The start of the weekend begins with the circle punch set. The elbow covers for the kit have an empty space that just begs for a little bit of detailing. Taking some corrugated plastic and the punch set. I cut some circle details and glued them into place and trimmed the excess. This is a small detail bit that is very easy to do.
The punch set is also used on some metal mesh to cut the meshing for the inner leg pieces. I drilled out the holes for the inner section of the legs and just glued the mesh to the insides. Yes, the mesh is facing different directions… things like this really mess with the OCD of fellow modelers. Fun things to do to your friends. But I may end up fixing this as I really haven’t started on the legs much.
Back to the rear skirts; since the putty has cured as well as the filled in hole. I templated the left side and drilled out some holes. I sanded down the dried putty and re-scribed the lines. This still looks very messy since you cannot tell where the clean lines are vs the filled mistake lines. I also drilled out the upper corners of the skirts for some minus detail bits.
Once primed, things start to look better. The bad holes have been filled as well as the bad lines. Adding in the metal minus detail is the last thing I did to this so far. I may still add some styrene, but look for that in the next update. I will probably add something – just not sure what.
Next, we return the to first thing I was modifying – even before I finished sanding and assembling the initial test fit for the kit. I cut down the main body of the rifle because it was just too damn long with the new barrel. The 3D printed piece along with the styrene barrel are glued into place. And I start work on building the lower section for the relocated magazine clip. Not much, but at least the rifle is starting to get some real work.
The inner arm pieces are masked off with some guide tape to scribe in a small detail line.
I have been mulling over what to do with the chest for a while and finally came up with an idea late Saturday night after the build gathering. I measured out some styrene strips and glued them to the collar and upper torso of the kit. This will be a frame of sorts for some detailing that I will add.

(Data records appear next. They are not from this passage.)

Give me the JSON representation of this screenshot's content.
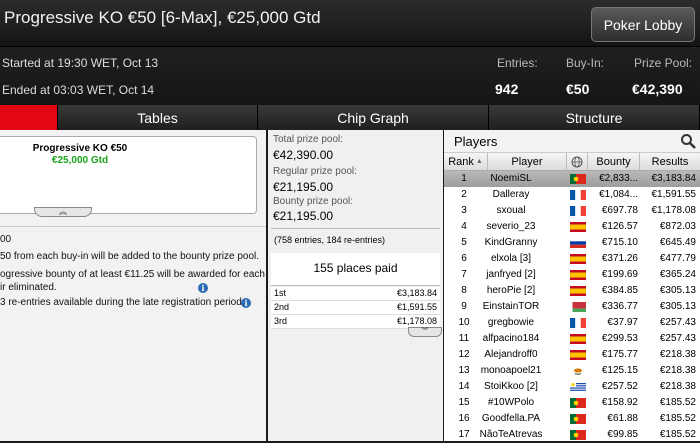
{
  "window": {
    "title": "Progressive KO €50 [6-Max], €25,000 Gtd",
    "lobby_button": "Poker Lobby"
  },
  "info": {
    "started": "Started at 19:30 WET, Oct 13",
    "ended": "Ended at 03:03 WET, Oct 14",
    "entries_label": "Entries:",
    "entries": "942",
    "buyin_label": "Buy-In:",
    "buyin": "€50",
    "prizepool_label": "Prize Pool:",
    "prizepool": "€42,390"
  },
  "tabs": [
    {
      "label": "Tables"
    },
    {
      "label": "Chip Graph"
    },
    {
      "label": "Structure"
    }
  ],
  "tourney_card": {
    "name": "Progressive KO €50",
    "gtd": "€25,000 Gtd"
  },
  "rules": [
    "00",
    "50 from each buy-in will be added to the bounty prize pool.",
    "ogressive bounty of at least €11.25 will be awarded for each",
    "ir eliminated.",
    "3 re-entries available during the late registration period."
  ],
  "prize_pool": {
    "total_label": "Total prize pool:",
    "total": "€42,390.00",
    "regular_label": "Regular prize pool:",
    "regular": "€21,195.00",
    "bounty_label": "Bounty prize pool:",
    "bounty": "€21,195.00",
    "entries_note": "(758 entries, 184 re-entries)",
    "places_paid": "155 places paid",
    "payouts": [
      {
        "place": "1st",
        "amount": "€3,183.84"
      },
      {
        "place": "2nd",
        "amount": "€1,591.55"
      },
      {
        "place": "3rd",
        "amount": "€1,178.08"
      }
    ]
  },
  "players_panel": {
    "title": "Players",
    "columns": {
      "rank": "Rank",
      "sort_arrow": "▲",
      "player": "Player",
      "bounty": "Bounty",
      "results": "Results"
    },
    "rows": [
      {
        "rank": "1",
        "player": "NoemiSL",
        "flag": "pt",
        "bounty": "€2,833...",
        "results": "€3,183.84",
        "selected": true
      },
      {
        "rank": "2",
        "player": "Dalleray",
        "flag": "fr",
        "bounty": "€1,084...",
        "results": "€1,591.55"
      },
      {
        "rank": "3",
        "player": "sxoual",
        "flag": "fr",
        "bounty": "€697.78",
        "results": "€1,178.08"
      },
      {
        "rank": "4",
        "player": "severio_23",
        "flag": "es",
        "bounty": "€126.57",
        "results": "€872.03"
      },
      {
        "rank": "5",
        "player": "KindGranny",
        "flag": "ru",
        "bounty": "€715.10",
        "results": "€645.49"
      },
      {
        "rank": "6",
        "player": "elxola [3]",
        "flag": "es",
        "bounty": "€371.26",
        "results": "€477.79"
      },
      {
        "rank": "7",
        "player": "janfryed [2]",
        "flag": "es",
        "bounty": "€199.69",
        "results": "€365.24"
      },
      {
        "rank": "8",
        "player": "heroPie [2]",
        "flag": "es",
        "bounty": "€384.85",
        "results": "€305.13"
      },
      {
        "rank": "9",
        "player": "EinstainTOR",
        "flag": "by",
        "bounty": "€336.77",
        "results": "€305.13"
      },
      {
        "rank": "10",
        "player": "gregbowie",
        "flag": "fr",
        "bounty": "€37.97",
        "results": "€257.43"
      },
      {
        "rank": "11",
        "player": "alfpacino184",
        "flag": "es",
        "bounty": "€299.53",
        "results": "€257.43"
      },
      {
        "rank": "12",
        "player": "Alejandroff0",
        "flag": "es",
        "bounty": "€175.77",
        "results": "€218.38"
      },
      {
        "rank": "13",
        "player": "monoapoel21",
        "flag": "cy",
        "bounty": "€125.15",
        "results": "€218.38"
      },
      {
        "rank": "14",
        "player": "StoiKkoo [2]",
        "flag": "uy",
        "bounty": "€257.52",
        "results": "€218.38"
      },
      {
        "rank": "15",
        "player": "#10WPolo",
        "flag": "pt",
        "bounty": "€158.92",
        "results": "€185.52"
      },
      {
        "rank": "16",
        "player": "Goodfella.PA",
        "flag": "pt",
        "bounty": "€61.88",
        "results": "€185.52"
      },
      {
        "rank": "17",
        "player": "NãoTeAtrevas",
        "flag": "pt",
        "bounty": "€99.85",
        "results": "€185.52"
      }
    ]
  },
  "colors": {
    "accent_red": "#e30613",
    "gtd_green": "#19a319",
    "info_blue": "#2a6bb3"
  }
}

The detail bit will be glued to plate of plastic sitting within the frame just below the neck.
Letting the glue set over night, I used some masking tape as a guide and trimmed down the 70’s era super collar. Some light sanding to shape and conform the part to the original collar, I can get to work on adding more details.
Again, I’m working with bits of styrene. I glued some thin strips together to create the three main components for the chest detail. For the middle piece; I glued two thin styrene strips with very thin strip in the middle to get a slight space between the two strips. The main plate is glued to the chest followed by the three detail pieces. Once the glue sets up, I can continue to sand down and sculpt out the details for this area.
Here’s what the kit looks like after all the weekend’s work. I still have the feet, the rest of the arms, and the legs that really haven’t saw much progress, yet.
Hopefully I have a productive week and I can squeeze another blog update later this week. Until then, enjoy this post!